We can be a little more specific than that. We can speak of individuals who permit their services to be enlisted as practical aids to people fleeing situations of hardship in the hope that they can gain entry to other countries with more advanced economies. Take the case most recently of 56 Africans who perished while attempting to reach a port of hope in Spain. Their boat had been outfitted by a source handsomely paid for the service, but which turned out, in the end, to be a false expectation of misplaced trust.

These people, fleeing from the west coast of Africa, attempting to reach the Canary Islands where they hoped that Spain would somehow come to their rescue, had the great misfortune to have been bilked of their disposable funds as well as their lives through the heinous calculations of unscrupulous profiteers knowing full well that their plan to cheat the refugees of the paid-for items would result in their deaths.

Does any language have words sufficient to describe the anti-human outrage so casually dispensed by such people?

One man alone survived, but barely, in the frail vessel half-sunk south of Cape Verde, 21 days after the group had set out for their destination and what they fervently hoped would be their new lives in another part of the world that promised them salvation from the dire straits they lived with. They went in search of employment and a better life. Setting out from Mauritania with paid-for provisions of water, rice and fuel, their venture must have seemed more than possible to result in success.

But by the fourth day of the journey the first of their fuel was used, and they turned to the remaining fuel cans. Only to discover that instead of holding the fuel they had paid so dearly for, what they had was another fluid entirely; water. They were located, at that point, some 157 kilometres from the Canaries, and the people on board began to panic and despair, to shout and to weep and pray.

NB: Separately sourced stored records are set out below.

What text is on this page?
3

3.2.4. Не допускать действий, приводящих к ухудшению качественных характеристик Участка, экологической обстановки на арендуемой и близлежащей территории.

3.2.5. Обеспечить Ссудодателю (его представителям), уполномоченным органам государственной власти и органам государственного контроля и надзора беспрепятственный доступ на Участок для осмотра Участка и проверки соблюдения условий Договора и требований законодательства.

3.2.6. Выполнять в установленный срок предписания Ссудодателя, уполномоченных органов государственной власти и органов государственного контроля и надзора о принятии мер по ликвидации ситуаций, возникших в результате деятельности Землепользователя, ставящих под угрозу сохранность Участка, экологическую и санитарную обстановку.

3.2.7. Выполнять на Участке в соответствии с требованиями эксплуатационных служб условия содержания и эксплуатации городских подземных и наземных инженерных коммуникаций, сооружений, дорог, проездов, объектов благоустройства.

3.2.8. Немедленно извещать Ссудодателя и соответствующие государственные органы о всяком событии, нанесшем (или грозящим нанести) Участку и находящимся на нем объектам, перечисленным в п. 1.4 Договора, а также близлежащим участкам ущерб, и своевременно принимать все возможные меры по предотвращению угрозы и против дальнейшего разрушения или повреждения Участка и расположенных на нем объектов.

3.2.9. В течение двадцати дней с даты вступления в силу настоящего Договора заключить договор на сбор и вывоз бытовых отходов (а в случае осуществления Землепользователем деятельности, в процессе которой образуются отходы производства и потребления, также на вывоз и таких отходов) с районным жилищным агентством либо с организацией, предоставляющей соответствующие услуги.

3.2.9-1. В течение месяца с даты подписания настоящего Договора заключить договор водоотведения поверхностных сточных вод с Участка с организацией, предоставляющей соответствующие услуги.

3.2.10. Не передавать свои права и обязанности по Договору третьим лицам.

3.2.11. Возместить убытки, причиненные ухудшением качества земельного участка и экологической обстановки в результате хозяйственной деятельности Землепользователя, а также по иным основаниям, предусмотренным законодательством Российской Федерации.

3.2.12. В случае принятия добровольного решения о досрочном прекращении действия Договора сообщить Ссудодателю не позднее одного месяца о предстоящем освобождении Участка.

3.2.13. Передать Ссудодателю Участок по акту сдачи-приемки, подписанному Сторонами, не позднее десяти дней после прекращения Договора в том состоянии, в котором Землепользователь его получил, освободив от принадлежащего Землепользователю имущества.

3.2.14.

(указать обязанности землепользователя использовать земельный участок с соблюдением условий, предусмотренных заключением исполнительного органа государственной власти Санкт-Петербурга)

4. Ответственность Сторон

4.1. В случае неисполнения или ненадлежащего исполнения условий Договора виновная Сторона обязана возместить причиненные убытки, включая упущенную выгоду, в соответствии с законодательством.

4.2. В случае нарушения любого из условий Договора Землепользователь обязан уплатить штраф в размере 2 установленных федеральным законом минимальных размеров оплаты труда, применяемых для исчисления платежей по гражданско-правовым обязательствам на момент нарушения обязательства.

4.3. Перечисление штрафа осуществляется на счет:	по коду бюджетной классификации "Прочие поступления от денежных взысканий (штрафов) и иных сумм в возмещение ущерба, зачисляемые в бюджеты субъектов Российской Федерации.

The humanity-packed little vessel of would-be refugees represented the hopes of 28 Guineans, 20 Malians and three Senegalese. Once the food began to run out on their now-aimless journey, the arguments and the fights began. Some people took to throwing other, sleeping people over the side; others, observing passively, did nothing. And the boat continued to drift. Their destination receding further and further.

Others died of starvation, their bodies consigned by the survivors at that point, to the deep. Some, in utter despair, threw themselves into the ocean, while others simply expired in their sleeping state. Without fuel, directionless, the boat drifted 2,000 kilometres south of the Canaries, some 1,000 kilometres from their starting point.

Senegalese police have launched an investigation. European countries have no wish to welcome the desperate refugees fleeing in their illegal, migrant craft. Had they been successful in their attempt, and had the boat been intercepted, they would have been repatriated, turned back to the country of origin.

Their adventure a failure, but their lives not forfeit.